2.4 Final Remarks on Neural Networks 

The term learning rate occurs in the field of neural networks as 

well in the field of Part of Speech tagging. In the field of neural 

networks this means how much the weights of the network can 

change in one training step. A large learning rate results in a 

quick learning, but will not result in an overall best network (a 

local optimum). A small learning rate takes longer to train, but 

will end more easily in a stable, good network. Therefore a 

normal learning rate is used to make the network more stable. 
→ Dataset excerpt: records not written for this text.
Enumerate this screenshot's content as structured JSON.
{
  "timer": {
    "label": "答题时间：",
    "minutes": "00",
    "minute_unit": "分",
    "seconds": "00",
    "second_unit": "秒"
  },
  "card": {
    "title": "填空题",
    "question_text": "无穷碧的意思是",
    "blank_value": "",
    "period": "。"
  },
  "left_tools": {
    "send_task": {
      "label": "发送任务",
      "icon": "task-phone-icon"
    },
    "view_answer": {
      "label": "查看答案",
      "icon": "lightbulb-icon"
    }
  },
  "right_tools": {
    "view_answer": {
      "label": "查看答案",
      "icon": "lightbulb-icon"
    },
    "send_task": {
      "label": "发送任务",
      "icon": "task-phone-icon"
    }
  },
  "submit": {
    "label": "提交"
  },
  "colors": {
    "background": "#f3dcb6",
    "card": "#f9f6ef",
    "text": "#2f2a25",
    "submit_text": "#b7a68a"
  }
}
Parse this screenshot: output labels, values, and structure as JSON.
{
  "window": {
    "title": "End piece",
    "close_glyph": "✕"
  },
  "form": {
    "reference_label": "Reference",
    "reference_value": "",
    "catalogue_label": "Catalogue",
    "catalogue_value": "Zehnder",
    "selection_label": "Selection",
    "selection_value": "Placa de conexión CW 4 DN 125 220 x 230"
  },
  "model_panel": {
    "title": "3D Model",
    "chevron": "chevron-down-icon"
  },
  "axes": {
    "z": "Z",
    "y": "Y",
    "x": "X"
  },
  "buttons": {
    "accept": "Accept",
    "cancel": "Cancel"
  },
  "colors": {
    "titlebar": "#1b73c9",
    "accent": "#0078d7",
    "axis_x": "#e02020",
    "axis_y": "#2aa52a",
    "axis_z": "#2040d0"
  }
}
In PoS tagging the learning rate is the relation between the size 

of the corpus and the accuracy the tagger achieves. The learning 

rate shows how much the accuracy increases when the amount 

of training data grows. Another issue is over-learning. A neural 

network is powerful because it is able to compute answers to 

unseen samples. If a sample is more or less the same as another 

sample it will react the same. So the network will produce good 

results on slightly different input. But if the network is too large 

(to many hidden layers, to many neurons in the hidden layer), it 

will learn the samples instead of the bigger picture. A final 

remark must be made about the computation time. The larger 

the net, the more weights it contains, the longer it will take to 

compute an answer. Fortunately the computers today are 

powerful enough to process lots of data. Some years ago the 

computing speed would make it impossible to train as many 

nets as it would today. [sch94] claims he needs one day of 

computation power on a sparc10 for the training of a 2 million 

words corpus. But today, with a relatively slow computer 

(Athlon 2500+) one is able to test 1 million words with a large 

network in less than 2 minutes. 

3. RESEARCH QUESTIONS 

Considering the problems mentioned in the introduction the 

main question will be: 

Will the promising results for other languages (good tagging 

with small corpora) also hold for spoken Dutch Part of Speech 

tagging using the CGN corpus

3.1 Derived Research Questions 

The main question can not be answered without a few other 

questions. 

• Structure. Are the structures of the neural networks found 

in the literature [nak90, sch94] efficient for spoken Dutch 

texts 

• Input features. What are the best features for input 

neurons What size of the sliding window gives the best 

result 

• Accuracy. How does a neural network approach perform 

compared to other Taggers In particular how does 

perform compared to a HMM tagger and a Support Vector 

Machine tagger [lui05] 

• Learning rate. Many reports, like the report of Marques 

[mar01], claim that neural network have a very good 

learning rate, will these results hold for the CGN corpus 

4. LEXICON AND CORPUS 

Like all stochastic taggers, a neural network needs a lexicon 

with per word a list of possible tags with their relative 

frequencies. There are two ways to build this lexicon: 

• Make the lexicon as large as possible; use external 

lexicons with relative word frequencies, use all the tagged 

texts available. This should make the best list of 

occurrences of words. 

• Use only the words and tags from the training corpus, this 

gives a less complete lexicon. But results give a better 

view of the performance of the tagger, instead of the 

quality of the lexicon [mar01]. 

Marques [mar01] shows that the first one gives the best results 

with very small subsets (with only 10.000 words the results are 

almost at a maximum). This is obvious of course, the second 

one did not see that many words, its lexicon will not have a well 

built list with relative frequencies. 

4.1 The Corpus Gesproken Nederlands 

The CGN (Corpus Gesproken Nederlands) corpus is a large 

corpus, based on spoken Dutch. [cgn04] The whole corpus is 

around 9.000.000 words, divided in 15 different sections. 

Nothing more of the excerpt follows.